Free range egg shoppers care more about taste than welfare

Posted by Andrea Hogan on 17th May 2017

Australian consumers who purchase free-range eggs are more concerned about the taste of their eggs than the welfare of the chickens a new study has found.

Conducted by University of Adelaide researchers, the study discovered the most often reported motivations for buying free-range are the belief these eggs are ‘better quality’, more nutritious, safer to eat and allow them to avoid “industrialised” food.

Study participants described cage-egg production as “cruel” but did not tend to emphasis welfare as a critical reason for their purchase decision.

Surveyed participants however believe free-range chickens are “happier” and hence produce better quality eggs.

Inconsistency with meat product

The researchers also found that consumers who purchase free-range eggs do not necessarily also purchase meat products making ethical claims. This was partly attributed to consumers believing they only had to pay a small amount extra for free range eggs, whereas “ethical meat” was far costlier.

Study focus

The study was based off focus groups and shopping mall interviews conducted with 73 participants of mixed age and gender.

Lead researcher, Dr Heather Bray, said taste and quality are strong motivations for purchasing and this may be why people are prepared to pay more.

“More importantly, these findings suggest consumers think about animal welfare in a much broader way than we previously thought, and in particular they believe that better welfare is connected to a better quality product,” she said.

The study has been published online today by the Anthrozoos journal.

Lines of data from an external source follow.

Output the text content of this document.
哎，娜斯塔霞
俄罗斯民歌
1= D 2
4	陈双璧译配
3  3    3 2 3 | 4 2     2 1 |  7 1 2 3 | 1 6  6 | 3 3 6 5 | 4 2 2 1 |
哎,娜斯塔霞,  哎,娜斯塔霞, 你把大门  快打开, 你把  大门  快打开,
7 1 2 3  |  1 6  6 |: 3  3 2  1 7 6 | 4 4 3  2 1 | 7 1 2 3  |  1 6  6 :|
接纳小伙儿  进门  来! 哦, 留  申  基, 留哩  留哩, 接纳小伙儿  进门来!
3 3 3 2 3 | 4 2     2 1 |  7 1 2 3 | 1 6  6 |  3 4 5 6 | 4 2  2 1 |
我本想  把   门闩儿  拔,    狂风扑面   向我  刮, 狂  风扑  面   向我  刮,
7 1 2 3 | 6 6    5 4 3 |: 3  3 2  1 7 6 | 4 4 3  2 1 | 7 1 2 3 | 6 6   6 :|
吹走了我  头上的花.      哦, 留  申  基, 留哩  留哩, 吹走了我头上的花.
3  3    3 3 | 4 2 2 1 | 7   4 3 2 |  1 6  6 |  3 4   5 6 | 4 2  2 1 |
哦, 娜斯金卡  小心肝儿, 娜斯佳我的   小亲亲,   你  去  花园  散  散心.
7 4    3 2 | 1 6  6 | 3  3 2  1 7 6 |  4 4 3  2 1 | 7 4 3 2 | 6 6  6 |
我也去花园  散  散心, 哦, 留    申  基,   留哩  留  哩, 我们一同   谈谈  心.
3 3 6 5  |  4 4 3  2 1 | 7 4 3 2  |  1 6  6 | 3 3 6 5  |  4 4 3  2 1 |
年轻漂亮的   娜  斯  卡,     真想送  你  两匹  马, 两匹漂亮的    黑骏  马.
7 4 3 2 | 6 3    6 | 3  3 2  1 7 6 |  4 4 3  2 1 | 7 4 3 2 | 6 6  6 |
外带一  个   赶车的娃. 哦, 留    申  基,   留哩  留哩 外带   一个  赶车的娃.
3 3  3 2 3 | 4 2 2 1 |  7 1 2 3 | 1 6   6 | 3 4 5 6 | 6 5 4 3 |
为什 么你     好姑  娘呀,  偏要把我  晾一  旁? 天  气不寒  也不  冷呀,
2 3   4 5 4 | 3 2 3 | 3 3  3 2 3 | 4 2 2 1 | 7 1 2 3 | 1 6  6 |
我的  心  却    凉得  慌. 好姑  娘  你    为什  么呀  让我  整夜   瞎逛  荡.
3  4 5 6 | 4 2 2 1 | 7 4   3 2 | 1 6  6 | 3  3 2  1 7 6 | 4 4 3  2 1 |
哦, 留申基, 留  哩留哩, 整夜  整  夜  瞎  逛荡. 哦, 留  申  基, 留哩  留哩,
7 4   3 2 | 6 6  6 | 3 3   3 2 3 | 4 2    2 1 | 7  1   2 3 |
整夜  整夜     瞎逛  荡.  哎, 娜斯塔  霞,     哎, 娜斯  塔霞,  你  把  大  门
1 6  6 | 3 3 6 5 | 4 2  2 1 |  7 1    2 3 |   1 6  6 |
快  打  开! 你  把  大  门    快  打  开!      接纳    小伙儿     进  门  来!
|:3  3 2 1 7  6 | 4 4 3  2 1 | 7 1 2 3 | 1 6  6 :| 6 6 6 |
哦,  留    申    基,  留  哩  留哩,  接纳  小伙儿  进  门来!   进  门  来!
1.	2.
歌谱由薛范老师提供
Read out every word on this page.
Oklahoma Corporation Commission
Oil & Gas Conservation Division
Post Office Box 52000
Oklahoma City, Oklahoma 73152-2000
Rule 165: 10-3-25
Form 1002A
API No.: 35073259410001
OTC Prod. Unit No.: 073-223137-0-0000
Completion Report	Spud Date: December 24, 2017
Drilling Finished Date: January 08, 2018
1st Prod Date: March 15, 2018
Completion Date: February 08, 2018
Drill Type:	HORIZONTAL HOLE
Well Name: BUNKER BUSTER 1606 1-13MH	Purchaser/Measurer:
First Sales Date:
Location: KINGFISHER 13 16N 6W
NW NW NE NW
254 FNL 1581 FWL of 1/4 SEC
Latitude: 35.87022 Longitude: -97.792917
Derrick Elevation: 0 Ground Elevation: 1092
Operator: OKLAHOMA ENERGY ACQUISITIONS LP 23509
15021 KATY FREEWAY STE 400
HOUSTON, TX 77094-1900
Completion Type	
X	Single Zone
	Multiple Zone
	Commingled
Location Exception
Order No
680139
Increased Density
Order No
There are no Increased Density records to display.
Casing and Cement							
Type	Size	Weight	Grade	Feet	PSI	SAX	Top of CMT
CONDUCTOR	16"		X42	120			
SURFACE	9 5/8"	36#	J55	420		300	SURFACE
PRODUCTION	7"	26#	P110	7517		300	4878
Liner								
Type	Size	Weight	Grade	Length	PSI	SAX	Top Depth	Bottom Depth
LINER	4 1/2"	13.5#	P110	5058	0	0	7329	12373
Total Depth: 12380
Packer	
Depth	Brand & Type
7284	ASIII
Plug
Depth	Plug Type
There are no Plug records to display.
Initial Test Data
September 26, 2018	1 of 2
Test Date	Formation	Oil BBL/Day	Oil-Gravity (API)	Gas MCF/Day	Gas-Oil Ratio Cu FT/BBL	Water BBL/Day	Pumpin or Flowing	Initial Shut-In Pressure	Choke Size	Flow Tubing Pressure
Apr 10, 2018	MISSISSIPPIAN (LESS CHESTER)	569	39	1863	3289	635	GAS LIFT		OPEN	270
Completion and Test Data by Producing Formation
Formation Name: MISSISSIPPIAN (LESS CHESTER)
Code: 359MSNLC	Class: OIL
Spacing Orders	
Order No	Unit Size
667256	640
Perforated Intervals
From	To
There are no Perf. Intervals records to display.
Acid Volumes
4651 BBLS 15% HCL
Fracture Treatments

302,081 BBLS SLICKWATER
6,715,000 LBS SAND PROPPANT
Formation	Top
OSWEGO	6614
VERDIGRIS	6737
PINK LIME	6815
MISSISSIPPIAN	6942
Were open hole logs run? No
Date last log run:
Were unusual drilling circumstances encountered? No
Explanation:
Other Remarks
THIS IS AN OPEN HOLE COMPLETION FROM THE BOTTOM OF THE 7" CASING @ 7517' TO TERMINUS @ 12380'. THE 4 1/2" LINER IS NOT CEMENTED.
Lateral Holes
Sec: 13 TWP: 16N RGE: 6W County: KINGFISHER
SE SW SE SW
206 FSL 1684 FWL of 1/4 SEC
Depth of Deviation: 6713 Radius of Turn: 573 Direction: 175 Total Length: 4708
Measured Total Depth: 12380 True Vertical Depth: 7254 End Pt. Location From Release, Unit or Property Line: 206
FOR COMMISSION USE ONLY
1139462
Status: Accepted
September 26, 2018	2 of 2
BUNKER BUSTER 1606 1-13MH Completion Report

Australia’s mandatory free-range egg standards

In March 2016, Australia introduced mandatory free-range egg standards, defining free-range eggs as those coming from farms that have 10, 000 birds per hectare or less. The birds must also have ‘meaningful access’ to outdoor space.

Australian consumer advocacy group, CHOICE, has however been advocating against the standard since its introduction, saying the definition of free-range should only 1, 500 birds per hectare or less.